Couldn’t agree more.

I’d have to say that post is excessively slanted in the negative direction. You completely missed some big benefits:
-Detailed & thorough documentation
-Community support
-Easy templating system
-Ease-of-use for end users and content producers who don’t know programming.
-Plugins offer an impressive range of functionality to any CMS, so I would consider this a benefit, rather than a detractor.
-Updates, while frequent, are simple and don’t typically require extra configuration or work. One click and you’re done. Also, if you’re complaining about frequent updates, you’ve probably never relied on older software that is rarely or ever patched–it can be a nightmare from a usability and security standpoint.

I appreciate what is an advantage is subjective but I personally feel that it is a generally bad idea to let non programmers build websites.

My other gripe is most people who push it have never tried anything else.

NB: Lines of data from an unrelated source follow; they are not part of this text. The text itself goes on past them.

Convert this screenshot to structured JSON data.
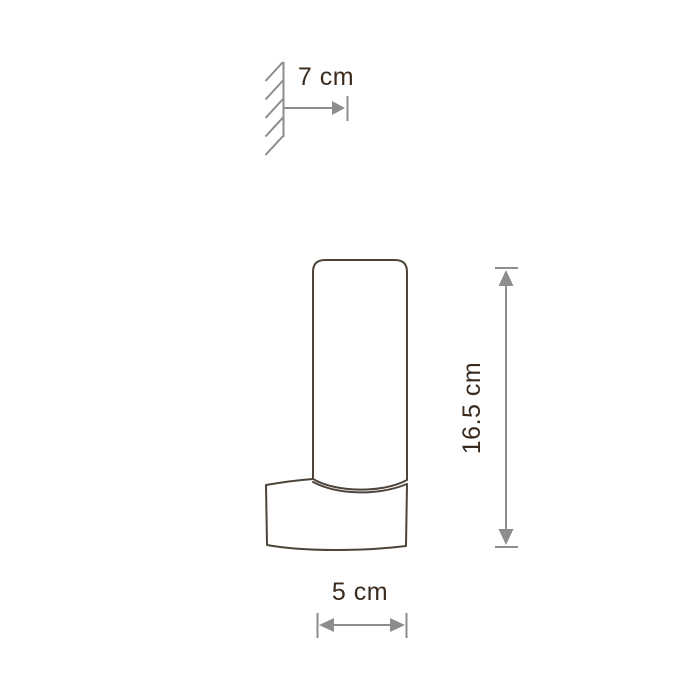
{
  "drawing": {
    "labels": {
      "depth": "7 cm",
      "height": "16.5 cm",
      "width": "5 cm"
    }
  },
  "colors": {
    "background": "#ffffff",
    "lamp_outline": "#4d453c",
    "dimension_lines": "#8d8d8d",
    "label_text": "#3a2b1e"
  }
}
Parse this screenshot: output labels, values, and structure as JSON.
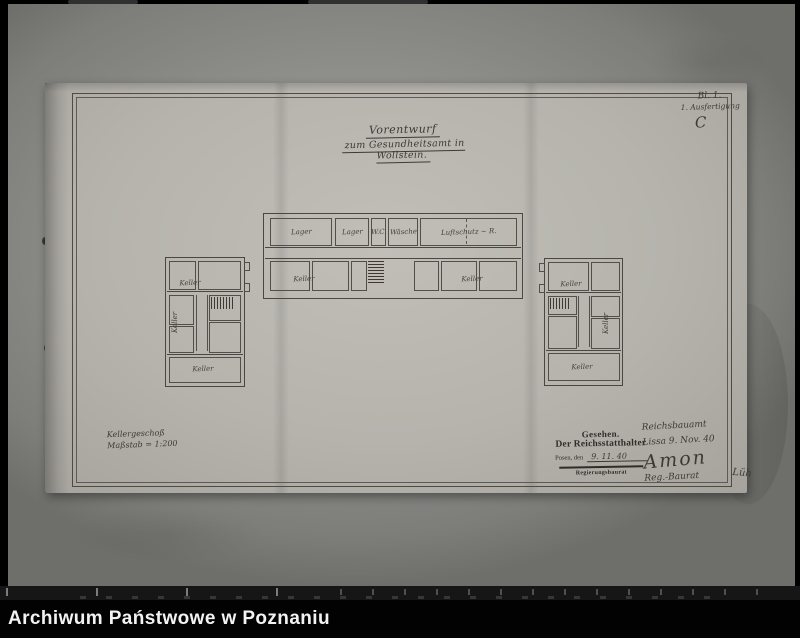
{
  "archive_bar": {
    "label": "Archiwum Państwowe w Poznaniu"
  },
  "title": {
    "line1": "Vorentwurf",
    "line2": "zum Gesundheitsamt in Wollstein."
  },
  "annotations": {
    "sheet_no": "Bl. 1.",
    "copy_note": "1. Ausfertigung",
    "paraph": "C"
  },
  "scale_note": {
    "line1": "Kellergeschoß",
    "line2": "Maßstab = 1:200"
  },
  "stamp": {
    "seen": "Gesehen.",
    "authority": "Der Reichsstatthalter",
    "place_prefix": "Posen, den",
    "date": "9. 11. 40",
    "office": "Regierungsbaurat"
  },
  "note": {
    "office": "Reichsbauamt",
    "place_date": "Lissa 9. Nov. 40",
    "signature": "Amon",
    "title": "Reg.-Baurat",
    "countersign": "Lüh"
  },
  "plans": {
    "center": {
      "top_rooms": [
        "Lager",
        "Lager",
        "W.C.",
        "Wäsche",
        "Luftschutz ~ R."
      ],
      "keller_left": "Keller",
      "keller_right": "Keller"
    },
    "left": {
      "label_top": "Keller",
      "label_side": "Keller",
      "label_bottom": "Keller"
    },
    "right": {
      "label_top": "Keller",
      "label_side": "Keller",
      "label_bottom": "Keller"
    }
  },
  "colors": {
    "ink": "#4a4642",
    "paper": "#b6b3ad",
    "backing": "#90908d",
    "bar_bg": "#020202"
  }
}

Well, if you think those are subjective, what benefits would you look for in a CMS?

but I personally feel that it is a generally bad idea to let non programmers build websites.

Why?

My comment about letting end-users add content doesn’t mean they would be actually doing the initial site setup.

Even so, there is a thorough setup guide in the wordpress documentation that should even get a beginner up and running. Getting a website up and running isn’t as difficult as it used to be 5 or 10 years ago.

My other gripe is most people who push it have never tried anything else.

I’ve tried Joomla, drupal, expression engine, concrete5, a handful of custom solutions, and still I keep coming back to wordpress. It just does what I need it to, is fairly easy to extend and modify and develop themes for, and a majority of the environment is free (which isn’t necessarily the case with other CMSes). Granted, there is a bit of spaghetti code in wordpress, but it’s hard to find a project that doesn’t have some of that.